Ms Anna Hansen, chef-owner of The Modern Pantry, London
“I first discovered chestnuts when I moved to the UK [from New Zealand], and since then I have been hooked,” says Ms Anna Hansen. “Barely a Christmas passes where they do not appear in some form or other on the table. One of my all-time favourites is wonderfully creamy chestnut purée that everyone seems to like.” A purée is a fine addition to Christmas lunch. It makes for excellent texture contrast and using chestnuts gives that unmistakable flavour of British winter, familiar to anyone who’s been left waiting for friends outside an Underground station. Shop bought, pre-cooked are just as tasty and far less hassle than roasting your own. Simply tip a pouch of the nuts into a saucepan and mash a little with a fork. Add enough double cream to cover and a few sprigs of thyme. Heat gradually over a low heat, stirring all the time. When it comes together, allow to cool, tip into a blender and blitz until smooth. “I love it with grated tonka bean or nutmeg,” says Ms Hansen. “But it’s just as good served piping hot and plain.”
And two ways to convert sprout-haters
There’s always someone at the table who’ll turn their nose up at these mini cabbages. Try these two ways with Brussels to convert even the most ardent sprout-deniers.
Turkish sprouts

Mr Hus Vedat, executive chef at Yosma, London
“My Turkish take is a twist on the one everyone knows using bacon,” says Mr Hus Vedat. “It’s super simple, with the Turkish sujuk sausage adding spice, pul biber pepper [otherwise known as Aleppo pepper] giving smoke and pickled shallots to cut through both.” To start, chop the sprouts and the sujuk (available from supermarkets) into thin strips of about the same size. Slice some shallots thinly and put them into some good-quality red wine vinegar to pickle for about 10 minutes.
Fry the sprouts for about five minutes and remove from the pan, replacing with the sujuk. When it’s crispy, reintroduce the sprouts for five minutes. Put into a serving dish, mix with your pickled shallots and sprinkle on the pul biber pepper (again, available from any supermarket with a decent dried spice selection).
Clementine sprouts

Mr Richard Corrigan, Bentley’s Oyster Bar & Grill and Corrigan’s Mayfair, London
“I just love Brussels sprouts,” says Mr Richard Corrigan. Not everyone does, mainly because people tend to boil them, which is a big, big no. It’s really simple to make them star of the show.

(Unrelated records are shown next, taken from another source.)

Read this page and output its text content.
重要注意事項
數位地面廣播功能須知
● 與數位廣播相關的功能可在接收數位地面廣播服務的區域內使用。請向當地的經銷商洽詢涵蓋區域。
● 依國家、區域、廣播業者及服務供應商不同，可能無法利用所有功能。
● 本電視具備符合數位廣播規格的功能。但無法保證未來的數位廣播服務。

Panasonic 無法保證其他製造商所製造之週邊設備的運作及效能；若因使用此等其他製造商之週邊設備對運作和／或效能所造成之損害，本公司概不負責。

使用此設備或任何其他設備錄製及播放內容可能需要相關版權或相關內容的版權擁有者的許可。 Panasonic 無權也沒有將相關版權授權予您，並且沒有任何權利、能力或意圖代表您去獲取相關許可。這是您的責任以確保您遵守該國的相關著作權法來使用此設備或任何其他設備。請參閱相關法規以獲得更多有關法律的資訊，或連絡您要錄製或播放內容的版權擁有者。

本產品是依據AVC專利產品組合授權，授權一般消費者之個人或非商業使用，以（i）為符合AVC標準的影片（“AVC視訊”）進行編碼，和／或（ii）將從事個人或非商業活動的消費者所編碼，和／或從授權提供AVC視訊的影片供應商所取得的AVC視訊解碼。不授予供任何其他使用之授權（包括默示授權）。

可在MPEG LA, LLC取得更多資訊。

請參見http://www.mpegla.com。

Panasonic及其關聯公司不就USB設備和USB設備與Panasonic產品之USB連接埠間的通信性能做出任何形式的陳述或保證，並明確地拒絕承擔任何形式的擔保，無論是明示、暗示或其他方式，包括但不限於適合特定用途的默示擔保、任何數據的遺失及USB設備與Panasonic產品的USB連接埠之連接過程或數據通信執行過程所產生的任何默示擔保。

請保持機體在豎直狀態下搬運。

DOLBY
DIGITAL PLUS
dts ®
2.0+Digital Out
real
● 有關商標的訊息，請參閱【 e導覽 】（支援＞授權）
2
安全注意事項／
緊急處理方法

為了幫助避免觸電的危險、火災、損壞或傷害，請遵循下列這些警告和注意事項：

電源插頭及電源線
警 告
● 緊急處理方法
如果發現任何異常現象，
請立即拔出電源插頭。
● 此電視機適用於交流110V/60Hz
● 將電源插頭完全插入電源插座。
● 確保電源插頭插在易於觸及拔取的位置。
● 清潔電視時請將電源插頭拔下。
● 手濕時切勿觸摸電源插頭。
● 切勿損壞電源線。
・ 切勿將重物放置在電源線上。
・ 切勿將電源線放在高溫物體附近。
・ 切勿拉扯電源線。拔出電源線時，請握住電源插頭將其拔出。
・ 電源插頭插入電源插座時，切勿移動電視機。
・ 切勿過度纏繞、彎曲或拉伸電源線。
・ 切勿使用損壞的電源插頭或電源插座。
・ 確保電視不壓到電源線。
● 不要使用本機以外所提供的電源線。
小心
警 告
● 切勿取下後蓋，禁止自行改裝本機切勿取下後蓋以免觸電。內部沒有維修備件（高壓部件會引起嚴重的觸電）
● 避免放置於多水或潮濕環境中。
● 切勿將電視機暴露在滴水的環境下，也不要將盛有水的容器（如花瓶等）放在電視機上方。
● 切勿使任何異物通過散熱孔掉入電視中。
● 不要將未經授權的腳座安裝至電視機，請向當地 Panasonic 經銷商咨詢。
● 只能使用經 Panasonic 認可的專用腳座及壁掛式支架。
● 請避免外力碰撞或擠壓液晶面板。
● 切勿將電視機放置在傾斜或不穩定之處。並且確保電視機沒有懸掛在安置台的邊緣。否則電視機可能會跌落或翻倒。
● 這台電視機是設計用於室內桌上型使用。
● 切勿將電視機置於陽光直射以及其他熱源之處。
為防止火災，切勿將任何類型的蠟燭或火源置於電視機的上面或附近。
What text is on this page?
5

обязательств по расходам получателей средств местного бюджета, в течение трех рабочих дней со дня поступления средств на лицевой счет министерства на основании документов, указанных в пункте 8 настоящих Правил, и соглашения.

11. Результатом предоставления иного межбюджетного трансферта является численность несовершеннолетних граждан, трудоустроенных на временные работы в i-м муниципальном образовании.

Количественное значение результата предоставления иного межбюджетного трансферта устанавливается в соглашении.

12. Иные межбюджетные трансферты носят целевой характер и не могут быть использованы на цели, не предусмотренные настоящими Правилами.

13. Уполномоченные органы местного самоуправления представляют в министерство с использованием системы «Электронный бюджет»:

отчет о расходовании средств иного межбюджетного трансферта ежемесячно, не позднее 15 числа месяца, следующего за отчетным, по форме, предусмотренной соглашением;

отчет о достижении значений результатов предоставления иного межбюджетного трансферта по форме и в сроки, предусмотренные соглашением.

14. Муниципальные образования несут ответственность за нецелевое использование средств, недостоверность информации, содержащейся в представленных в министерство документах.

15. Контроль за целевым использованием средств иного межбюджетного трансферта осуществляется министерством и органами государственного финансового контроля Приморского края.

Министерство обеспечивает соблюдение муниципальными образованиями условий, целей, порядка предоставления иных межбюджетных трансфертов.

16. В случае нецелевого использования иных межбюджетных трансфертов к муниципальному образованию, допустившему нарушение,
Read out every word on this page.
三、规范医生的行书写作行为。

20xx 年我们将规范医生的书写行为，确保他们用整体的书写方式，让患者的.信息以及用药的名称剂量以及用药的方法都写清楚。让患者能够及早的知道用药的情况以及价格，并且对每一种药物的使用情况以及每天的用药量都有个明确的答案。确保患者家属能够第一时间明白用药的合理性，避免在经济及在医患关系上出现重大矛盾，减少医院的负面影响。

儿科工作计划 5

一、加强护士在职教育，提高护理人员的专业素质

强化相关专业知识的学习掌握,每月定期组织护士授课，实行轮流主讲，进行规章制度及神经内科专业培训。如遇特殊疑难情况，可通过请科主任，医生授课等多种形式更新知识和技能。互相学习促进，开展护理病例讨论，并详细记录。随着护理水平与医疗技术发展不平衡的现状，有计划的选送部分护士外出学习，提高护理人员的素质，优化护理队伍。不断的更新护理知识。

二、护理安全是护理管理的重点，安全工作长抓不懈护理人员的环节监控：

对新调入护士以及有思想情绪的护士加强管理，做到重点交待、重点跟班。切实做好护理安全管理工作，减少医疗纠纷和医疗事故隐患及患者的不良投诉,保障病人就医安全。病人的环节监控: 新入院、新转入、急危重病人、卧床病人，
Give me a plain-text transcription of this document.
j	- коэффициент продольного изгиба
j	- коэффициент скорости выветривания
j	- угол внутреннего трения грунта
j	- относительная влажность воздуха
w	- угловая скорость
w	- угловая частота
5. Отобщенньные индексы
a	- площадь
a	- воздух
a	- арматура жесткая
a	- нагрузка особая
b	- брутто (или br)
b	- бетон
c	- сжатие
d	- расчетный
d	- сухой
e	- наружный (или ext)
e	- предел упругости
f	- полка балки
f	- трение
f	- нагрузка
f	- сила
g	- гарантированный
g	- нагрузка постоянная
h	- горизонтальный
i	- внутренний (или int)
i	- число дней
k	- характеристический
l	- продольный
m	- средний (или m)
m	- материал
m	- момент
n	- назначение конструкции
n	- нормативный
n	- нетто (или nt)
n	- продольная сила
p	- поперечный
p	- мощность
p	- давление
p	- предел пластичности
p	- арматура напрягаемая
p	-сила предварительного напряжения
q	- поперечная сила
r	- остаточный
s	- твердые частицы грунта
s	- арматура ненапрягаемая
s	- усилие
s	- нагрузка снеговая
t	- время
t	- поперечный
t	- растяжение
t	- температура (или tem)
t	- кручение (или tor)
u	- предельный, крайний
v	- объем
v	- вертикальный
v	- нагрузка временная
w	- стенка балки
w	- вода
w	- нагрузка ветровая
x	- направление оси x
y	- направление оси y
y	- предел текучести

Just slice them roughly, toss into a wok and add some sliced chestnuts and fry for a couple of minutes. Now add a couple of segments of clementine and some really thinly sliced back bacon. It will change the way you think about them for ever.”
Spiced orange cake
And for pudding…

Mr Tom Kerridge, chef-owner of The Hand and Flowers and The Butcher’s Tap, Marlow, Buckinghamshire
As part of a modern Christmas family table, it’s pretty likely that you’re going to have at least one guest who has a food intolerance or someone who’s looking to make better food choices this year. This recipe from the two-Michelin-chef Mr Tom Kerridge is gluten free, doesn’t use flour and comes with serious festive flavour. “It’s a great alternative for someone who doesn’t like Christmas pudding,” he says. “It’s easy to make and can be done in advance and can easily serve a table of eight to 10.”
Start by boiling three clementines in water for two hours. Drain them, leave to cool and then cut in half and remove the seeds. Then roughly chop the lot – skin, pith, fruit – in a blender or food processor. While it’s blending, beat seven eggs. Now add 300g chopped almonds, 300g caster sugar and 2 tsp baking powder to a mixing bowl. Add about 450g of the clementine mix and beat everything together thoroughly.
Pre-heat your oven to 180ºC, take your cake batter and pour into a greased cake tin. Bake it for an hour and cover with tinfoil for the last 20 minutes if it looks as though the top is burning. Stick a skewer in after 60 minutes and if it comes out clean, you’re done. Leave it to cool, remove the cake tin and cover with whatever toppings you so desire.